Carmelo came up for the holidays armed, grandmotherly, with gifts. She brought Roo and Ben an apparatus to turn the dining/homeworking table into a dining/homeworking/Ping-Pong table. She brought Rigel patterns to knit a bowling set—balls, pins, bowling slippers, and drink cozies. He was excited but disappointed he couldn’t knit the lane as well. She brought Orion a Sherlock Holmes costume, so he spent the whole break investigating mysteries. Since there were no mysteries as such, he had to plant clues to discover himself. Soon fingerprints smeared all the mirrors, and scraps of scribbled-on paper accidentally fell behind desks, and rugs were helped to fray in suggestive and incriminating ways until Rosie put an abrupt stop to that particular line of investigation. Carmelo brought Claude a new tea-length dress because he’d outgrown the other one. She brought him a giant bag of new school clothes for a new year—skirts and casual dresses and cute cardigans with frilly tanks to go underneath and tights to keep his legs warm. She brought a pair of wings you donned simply by slipping your arms through the straps like a backpack, no more or less monumental than that. For New Year’s, she brought supplies to make brownies, banana splits, and noisemakers, never mind no one celebrating anything anywhere had noisemakers louder than the children themselves.

Rosie and Penn went out, their first New Year’s Eve out since the one before Roo was born, the difference now being basically everything, inclusive of the fact that they lacked the organization to have made a reservation or the energy to stay up past 9:45. They wound up at a coffee shop, where they drank tea with the grad students who had stayed in town over the holiday and made dinner out of two muffins and a chocolate-chip cookie.

Rosie didn’t feel hungry anyway. Rosie wasn’t sure she would feel hungry ever again. She gripped her temples and tried to decide whether, if she let go, her face would crash into the table or her head would float up through the ceiling into the sky like a balloon, smaller and smaller until it disappeared forever. “Remind me again why we’re doing this.”

Penn didn’t need to ask which “this” she meant. “We asked him. This is what he said he wanted.”

“He doesn’t know what he wants. He’s only five.”

“In order to be happy,” Penn added.

“He can’t possibly understand, never mind weigh, what’s going to happen when he goes to school dressed as a girl.”

“A fairy.”

“A girl fairy.”

“True.”

“Next week,” Rosie added, just in case he was missing the enormity of the situation.

“Also true.”

“Why would we ask him what he wants anyway? He wants to sleep in the crate with Jupiter. He thinks high heels are comfortable.
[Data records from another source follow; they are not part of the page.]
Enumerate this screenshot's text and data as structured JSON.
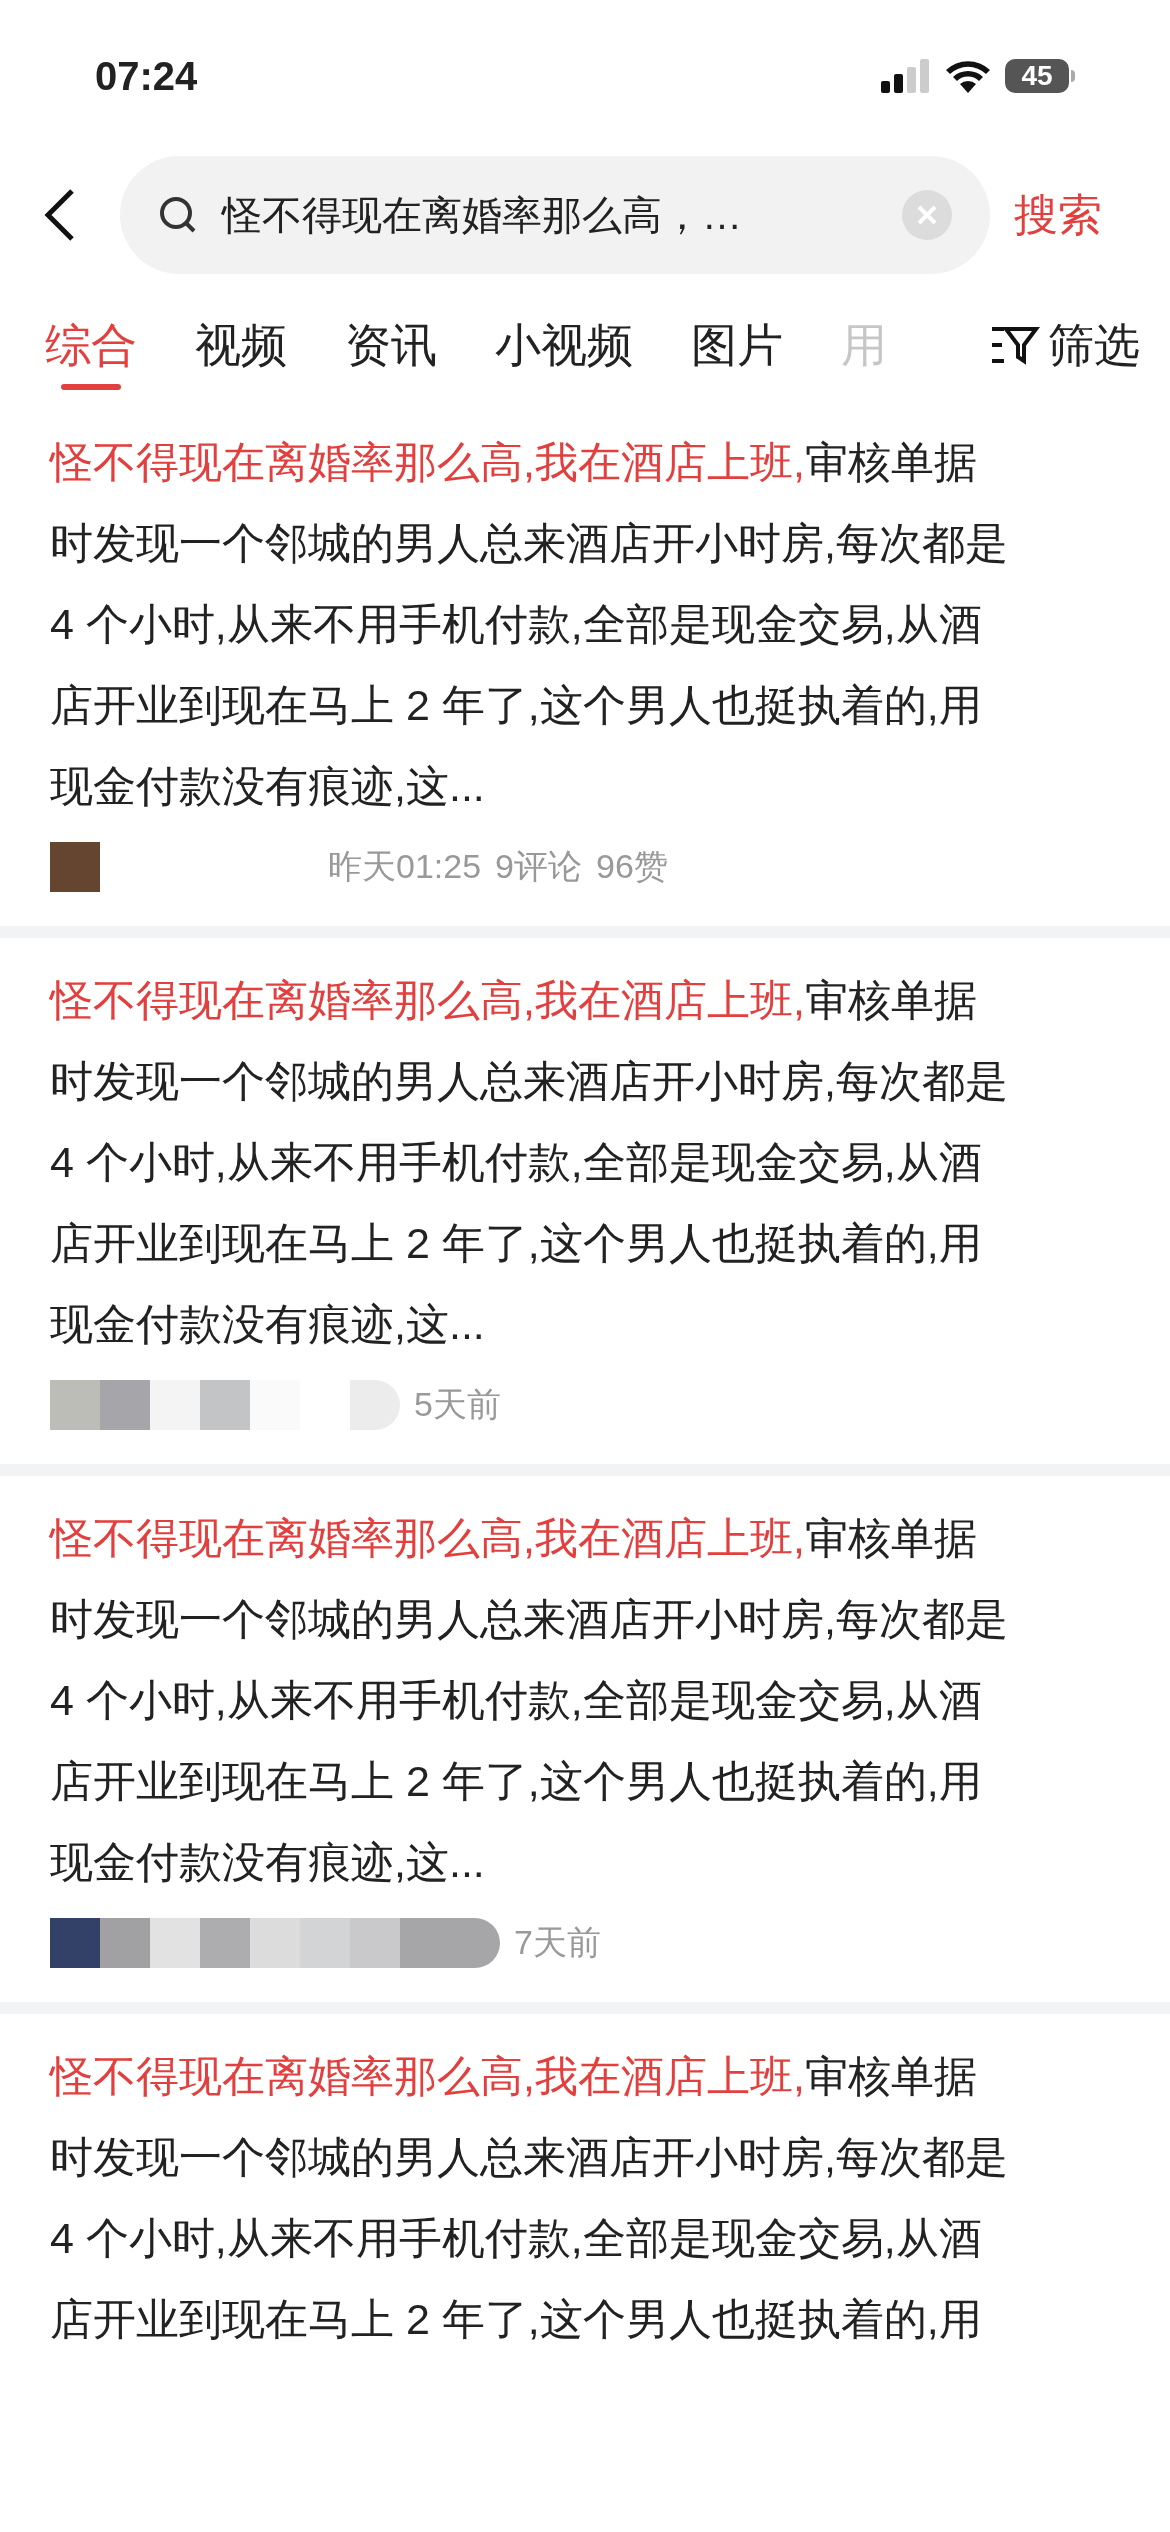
{
  "status_bar": {
    "time": "07:24",
    "battery": "45"
  },
  "search": {
    "value": "怪不得现在离婚率那么高，…",
    "action": "搜索"
  },
  "tabs": [
    {
      "label": "综合",
      "selected": true,
      "faded": false
    },
    {
      "label": "视频",
      "selected": false,
      "faded": false
    },
    {
      "label": "资讯",
      "selected": false,
      "faded": false
    },
    {
      "label": "小视频",
      "selected": false,
      "faded": false
    },
    {
      "label": "图片",
      "selected": false,
      "faded": false
    },
    {
      "label": "用",
      "selected": false,
      "faded": true
    }
  ],
  "filter": {
    "label": "筛选"
  },
  "results": [
    {
      "highlight": "怪不得现在离婚率那么高,我在酒店上班,",
      "lines": [
        "审核单据",
        "时发现一个邻城的男人总来酒店开小时房,每次都是",
        "4 个小时,从来不用手机付款,全部是现金交易,从酒",
        "店开业到现在马上 2 年了,这个男人也挺执着的,用",
        "现金付款没有痕迹,这..."
      ],
      "avatar": {
        "kind": "square"
      },
      "meta": [
        "昨天01:25",
        "9评论",
        "96赞"
      ]
    },
    {
      "highlight": "怪不得现在离婚率那么高,我在酒店上班,",
      "lines": [
        "审核单据",
        "时发现一个邻城的男人总来酒店开小时房,每次都是",
        "4 个小时,从来不用手机付款,全部是现金交易,从酒",
        "店开业到现在马上 2 年了,这个男人也挺执着的,用",
        "现金付款没有痕迹,这..."
      ],
      "avatar": {
        "kind": "mosaic"
      },
      "meta": [
        "5天前"
      ]
    },
    {
      "highlight": "怪不得现在离婚率那么高,我在酒店上班,",
      "lines": [
        "审核单据",
        "时发现一个邻城的男人总来酒店开小时房,每次都是",
        "4 个小时,从来不用手机付款,全部是现金交易,从酒",
        "店开业到现在马上 2 年了,这个男人也挺执着的,用",
        "现金付款没有痕迹,这..."
      ],
      "avatar": {
        "kind": "mosaic-wide"
      },
      "meta": [
        "7天前"
      ]
    },
    {
      "highlight": "怪不得现在离婚率那么高,我在酒店上班,",
      "lines": [
        "审核单据",
        "时发现一个邻城的男人总来酒店开小时房,每次都是",
        "4 个小时,从来不用手机付款,全部是现金交易,从酒",
        "店开业到现在马上 2 年了,这个男人也挺执着的,用"
      ]
    }
  ]
}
This is clearly not a human whose judgment should be used to make major life decisions.”

“You’re not wrong.” Penn’s face felt frozen in a pose he hoped suggested concerned optimism rather than panicked mania. He remembered their first date, all those little lifetimes ago, another evening when he could not calm his racing heart or make his face do as he wished. If this worked out just a fraction as well as that had, it would be okay. He wanted also to believe that because that evening had worked out as well as it had, perhaps they were protected, perhaps nothing could go all that wrong. But maybe it was just the opposite.